Shedding his choreographer hat to “movement direct” is “a lot more free-flowing,” Sillis said. “You really get to collaborate with the models”—as well as their looks, pulled right from the runway, some that very morning. When one model told Sillis she wasn’t comfortable dancing, “I was like, ‘Look, we don’t need you to be a professional dancer. We need you to just feel free to move how you move,’” he said he told her. “‘I’m not looking for perfection. I'm looking for you to be the perfect version of yourself.’”

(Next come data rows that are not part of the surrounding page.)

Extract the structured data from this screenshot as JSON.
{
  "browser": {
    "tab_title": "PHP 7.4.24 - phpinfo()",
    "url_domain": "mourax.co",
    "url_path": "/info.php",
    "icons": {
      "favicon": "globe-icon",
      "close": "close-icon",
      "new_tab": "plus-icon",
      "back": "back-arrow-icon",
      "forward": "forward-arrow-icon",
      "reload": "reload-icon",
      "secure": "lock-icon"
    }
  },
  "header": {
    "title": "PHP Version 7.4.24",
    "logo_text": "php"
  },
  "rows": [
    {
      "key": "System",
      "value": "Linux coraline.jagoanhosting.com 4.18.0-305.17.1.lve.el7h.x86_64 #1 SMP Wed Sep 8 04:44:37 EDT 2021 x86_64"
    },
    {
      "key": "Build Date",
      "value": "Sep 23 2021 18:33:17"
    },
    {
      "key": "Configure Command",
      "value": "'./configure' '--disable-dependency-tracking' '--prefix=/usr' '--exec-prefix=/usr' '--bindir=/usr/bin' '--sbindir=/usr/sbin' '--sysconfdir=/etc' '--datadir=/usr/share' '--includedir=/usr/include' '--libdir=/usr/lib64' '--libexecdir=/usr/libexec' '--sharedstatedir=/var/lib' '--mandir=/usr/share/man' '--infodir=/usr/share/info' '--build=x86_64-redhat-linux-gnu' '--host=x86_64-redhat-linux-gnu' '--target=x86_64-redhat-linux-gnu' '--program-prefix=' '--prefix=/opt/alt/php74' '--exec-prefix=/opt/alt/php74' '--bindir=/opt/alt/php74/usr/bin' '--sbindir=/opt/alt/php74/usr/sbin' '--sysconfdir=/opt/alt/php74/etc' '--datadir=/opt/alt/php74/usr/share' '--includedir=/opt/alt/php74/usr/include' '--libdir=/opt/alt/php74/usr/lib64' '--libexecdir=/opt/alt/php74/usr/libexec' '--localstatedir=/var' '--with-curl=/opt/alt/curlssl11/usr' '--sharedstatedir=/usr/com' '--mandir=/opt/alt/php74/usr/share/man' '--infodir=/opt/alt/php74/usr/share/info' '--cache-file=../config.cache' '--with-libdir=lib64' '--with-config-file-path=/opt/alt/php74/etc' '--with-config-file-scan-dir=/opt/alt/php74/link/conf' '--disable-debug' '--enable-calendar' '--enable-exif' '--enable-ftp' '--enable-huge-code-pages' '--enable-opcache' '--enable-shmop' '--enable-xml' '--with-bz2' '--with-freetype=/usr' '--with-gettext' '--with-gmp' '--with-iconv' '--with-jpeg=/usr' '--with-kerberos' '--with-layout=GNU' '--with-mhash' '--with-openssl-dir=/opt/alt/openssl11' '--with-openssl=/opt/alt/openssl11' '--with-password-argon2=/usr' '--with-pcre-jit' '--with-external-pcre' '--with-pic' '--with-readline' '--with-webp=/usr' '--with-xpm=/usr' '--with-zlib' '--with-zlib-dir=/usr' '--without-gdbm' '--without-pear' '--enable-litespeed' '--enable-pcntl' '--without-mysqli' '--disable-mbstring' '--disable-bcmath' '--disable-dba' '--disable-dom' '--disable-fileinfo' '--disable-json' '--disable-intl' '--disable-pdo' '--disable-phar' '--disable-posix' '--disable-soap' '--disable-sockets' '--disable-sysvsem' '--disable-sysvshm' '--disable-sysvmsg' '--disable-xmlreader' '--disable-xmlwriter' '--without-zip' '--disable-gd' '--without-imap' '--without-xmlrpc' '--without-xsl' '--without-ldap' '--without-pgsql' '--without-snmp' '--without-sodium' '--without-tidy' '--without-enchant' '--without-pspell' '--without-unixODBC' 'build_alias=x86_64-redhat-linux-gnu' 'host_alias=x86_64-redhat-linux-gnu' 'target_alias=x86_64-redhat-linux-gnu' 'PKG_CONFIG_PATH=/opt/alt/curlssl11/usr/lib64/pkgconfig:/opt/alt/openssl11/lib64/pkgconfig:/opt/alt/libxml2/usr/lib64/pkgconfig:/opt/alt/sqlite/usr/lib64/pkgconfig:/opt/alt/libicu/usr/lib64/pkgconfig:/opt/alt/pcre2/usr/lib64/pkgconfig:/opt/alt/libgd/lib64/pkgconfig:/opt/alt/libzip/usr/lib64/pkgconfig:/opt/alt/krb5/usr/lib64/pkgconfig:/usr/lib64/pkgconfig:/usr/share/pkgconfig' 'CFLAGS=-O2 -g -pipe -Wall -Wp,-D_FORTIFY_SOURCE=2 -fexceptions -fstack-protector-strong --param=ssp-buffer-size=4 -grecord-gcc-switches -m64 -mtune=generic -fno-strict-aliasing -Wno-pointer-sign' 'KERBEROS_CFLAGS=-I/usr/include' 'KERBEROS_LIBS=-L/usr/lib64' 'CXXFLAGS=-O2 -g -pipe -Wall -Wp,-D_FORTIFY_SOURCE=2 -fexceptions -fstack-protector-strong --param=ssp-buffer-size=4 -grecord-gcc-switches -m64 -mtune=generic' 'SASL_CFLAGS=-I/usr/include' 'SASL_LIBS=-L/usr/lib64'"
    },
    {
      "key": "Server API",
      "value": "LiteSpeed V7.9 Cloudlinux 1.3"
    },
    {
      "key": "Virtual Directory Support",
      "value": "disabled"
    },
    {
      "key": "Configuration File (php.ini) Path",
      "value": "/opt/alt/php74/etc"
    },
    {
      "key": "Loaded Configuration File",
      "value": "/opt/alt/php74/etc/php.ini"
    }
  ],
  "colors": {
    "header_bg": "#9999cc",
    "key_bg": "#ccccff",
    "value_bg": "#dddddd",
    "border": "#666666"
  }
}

With that sense of freedom and fun, Sillis led what became a pop-up dance party through the streets of Paris, winding through alleyways and graffiti-lined plazas. For one model, it was “retro jazz moves, like flinging her head down and up and really embodying this dramatic woman from the ’60s or ’70s. We definitely went back in time for a little bit,” he said. For another duo, “we were working on really bossy walks: ‘You just need to feel like a million dollars in this outfit.’’’ When it came to the professional dancers, Sillis explored an eclectic mix of styles: “Some of them would be doing hip-hop. Some were krumping. We had a voguing girl,” he recalled. “We were literally guerrilla-style, going through the streets, taking them down the subway.” At one point, even deciding, “Hey, why don’t we just shoot in the convenience store?”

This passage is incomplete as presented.